Historical medical diagnoses must be accompanied by contemporaneous proof of incapacity to trigger a competency inquiry; accordingly, the Informant/Defendant’s exhibit, dated 2021, is stale and fails to demonstrate current unfitness. Criminal Procedure Law, Title 2, Section 6.2,3,4. As to Count 3 of the Bill of Information, Respondents avers the Informant/Defendant’s actions planning and executing an armed bank robbery, including traveling to Gbarnga to obtain a firearm demonstrate rational, goal-oriented behaviour inconsistent with incapacity, negating any reasonable doubt.

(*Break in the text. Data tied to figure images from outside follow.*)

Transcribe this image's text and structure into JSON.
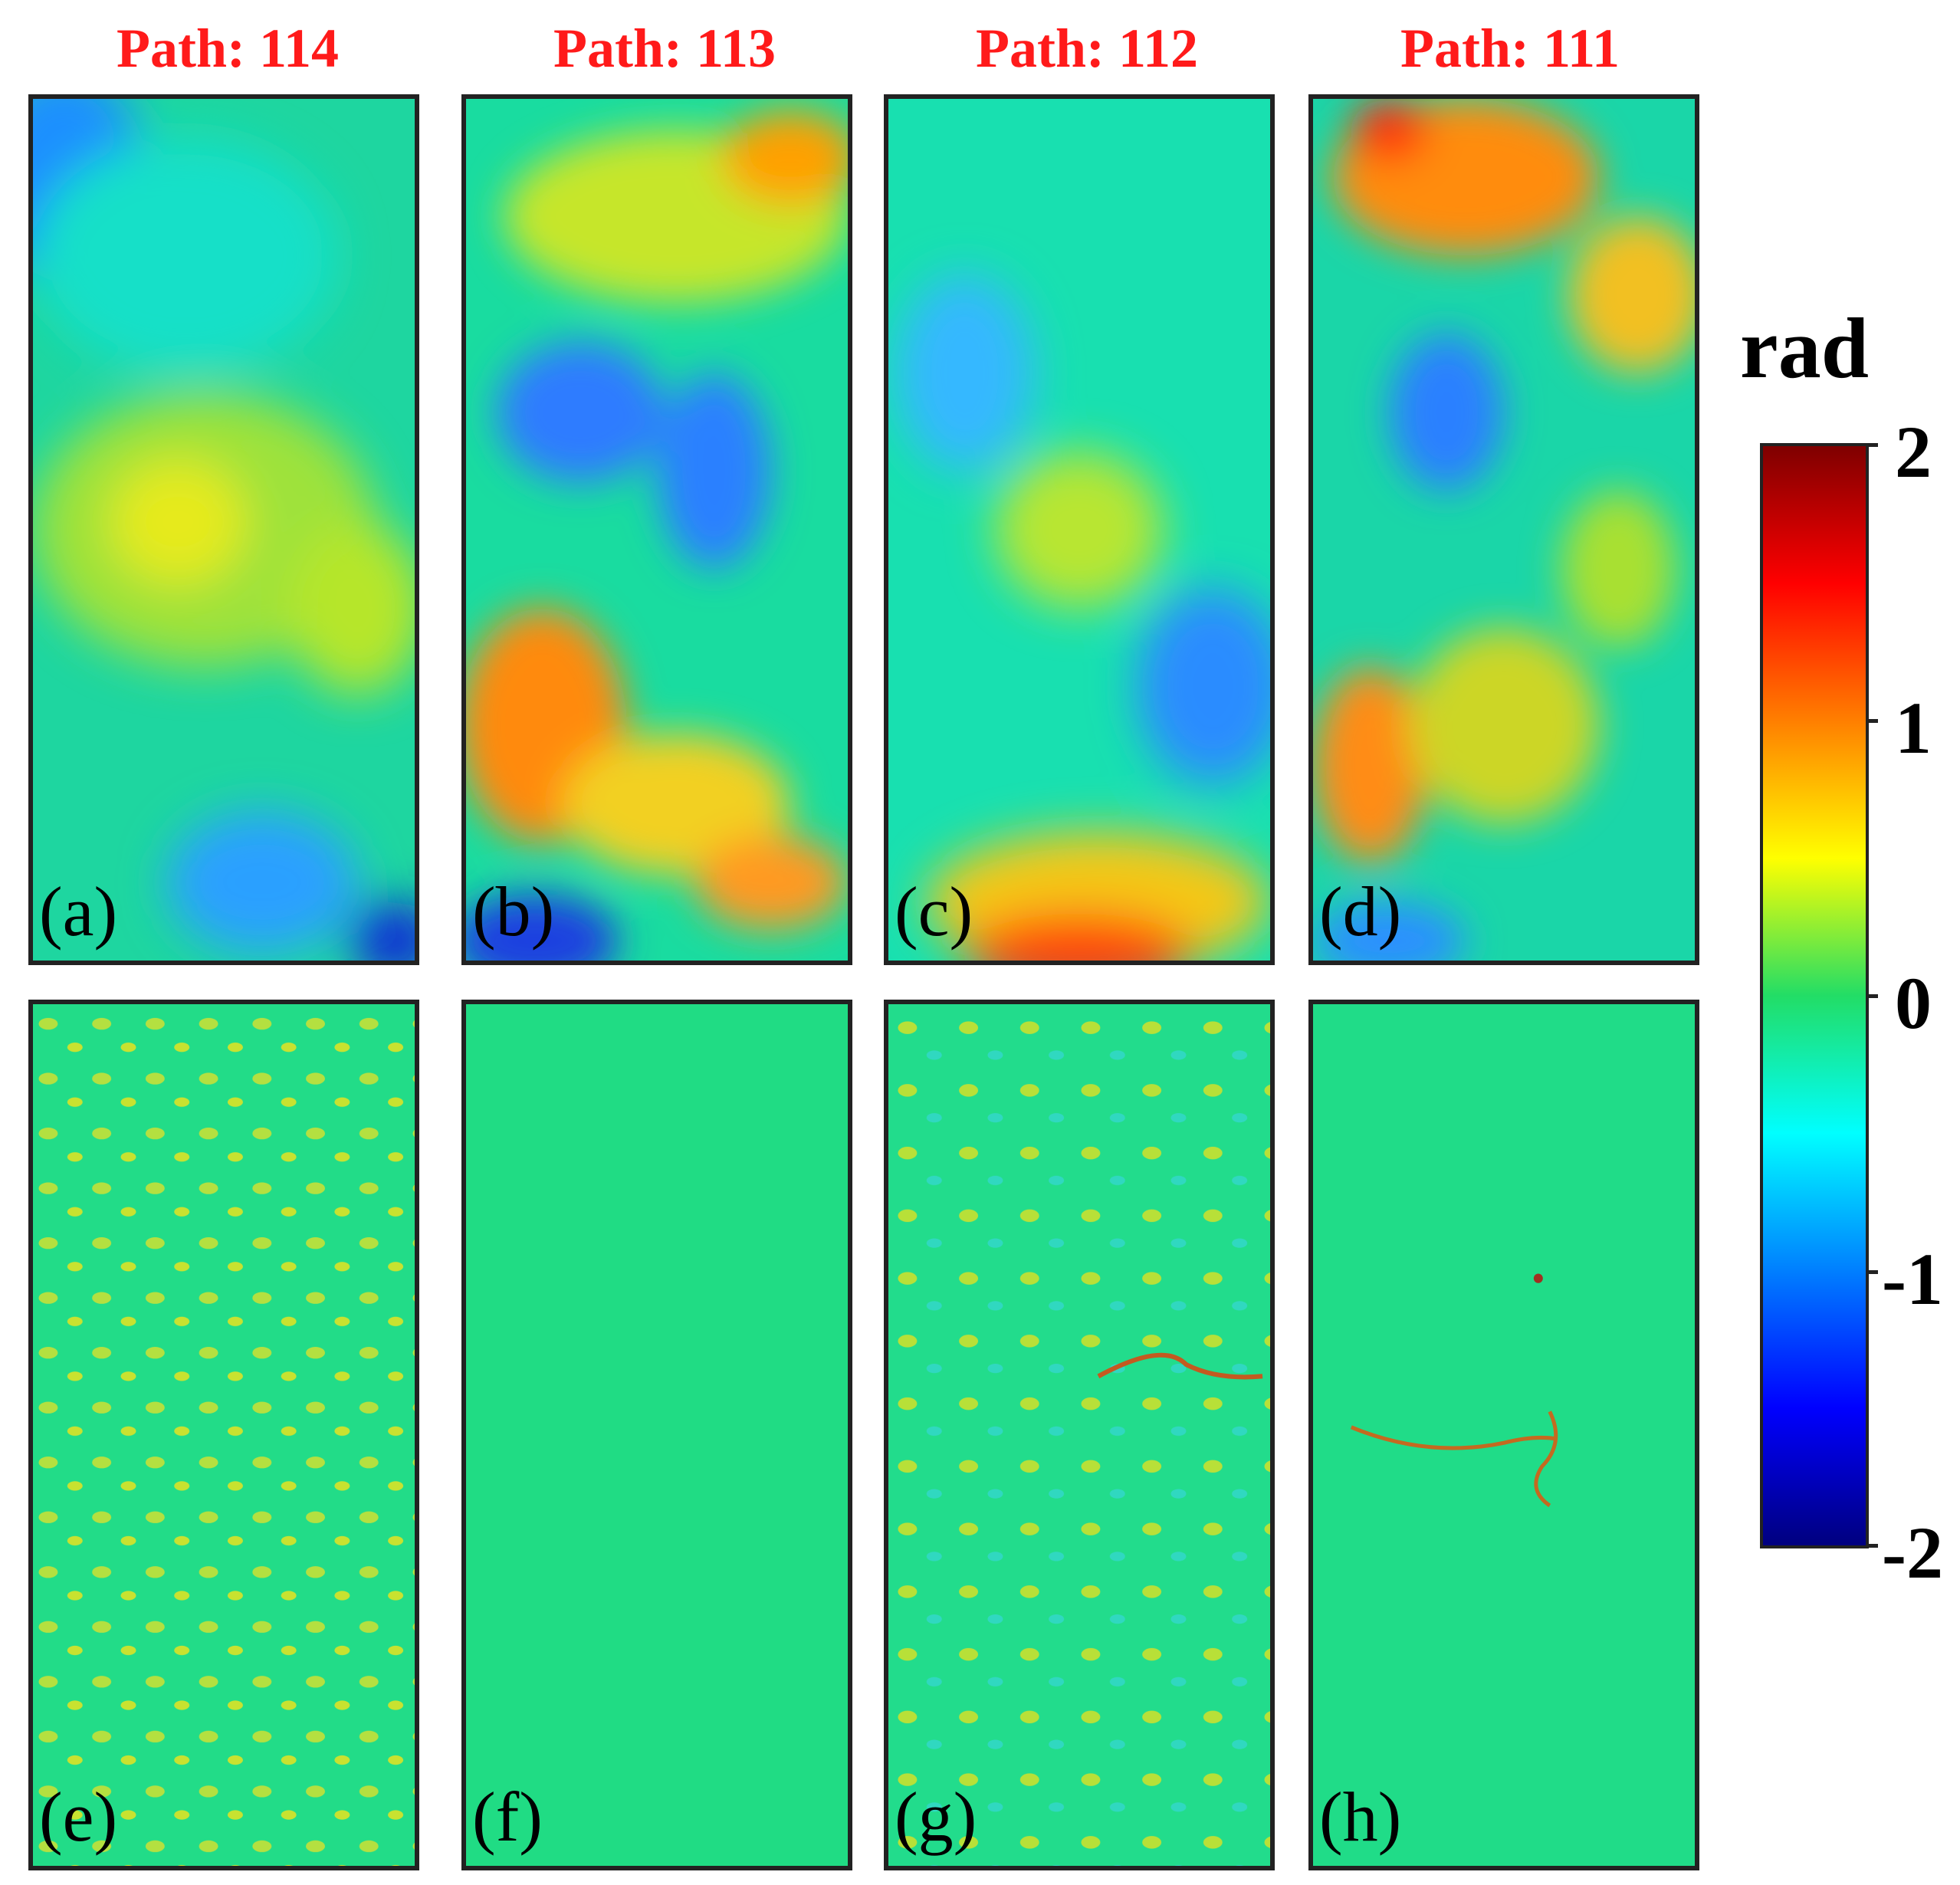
{
  "titles": [
    "Path: 114",
    "Path: 113",
    "Path: 112",
    "Path: 111"
  ],
  "panels": [
    {
      "label": "(a)"
    },
    {
      "label": "(b)"
    },
    {
      "label": "(c)"
    },
    {
      "label": "(d)"
    },
    {
      "label": "(e)"
    },
    {
      "label": "(f)"
    },
    {
      "label": "(g)"
    },
    {
      "label": "(h)"
    }
  ],
  "colorbar": {
    "unit": "rad",
    "ticks": [
      "2",
      "1",
      "0",
      "-1",
      "-2"
    ],
    "min": -2,
    "max": 2,
    "colors": [
      "#7f0000",
      "#ff0000",
      "#ff7f00",
      "#ffff00",
      "#22dd66",
      "#00ffff",
      "#007fff",
      "#0000ff",
      "#00007f"
    ]
  }
}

As to Count 4, the Respondent submits that no reasonable doubt exists, as required by to justify such an order. The Informant/Defendant has not alleged specific behaviors, disorientation in court or inability to confer with counsel that would trigger an evaluation. the Supreme Court has opined that competency motion absent observable evidence of incapacity, emphasizing that historical diagnoses alone are insufficient.
The respondent prayed court to Deny and dismiss the Bill of Information as procedurally improper and lacking merit; Proceed to trial on the merits, as the Informant/Defendant is competent; Grant unto the Respondent all further relief that justice and equity demand.
Meanwhile, Judge Roosevelt Z. Willie has set this Friday, September 12,2025 to rule in the Bill of information.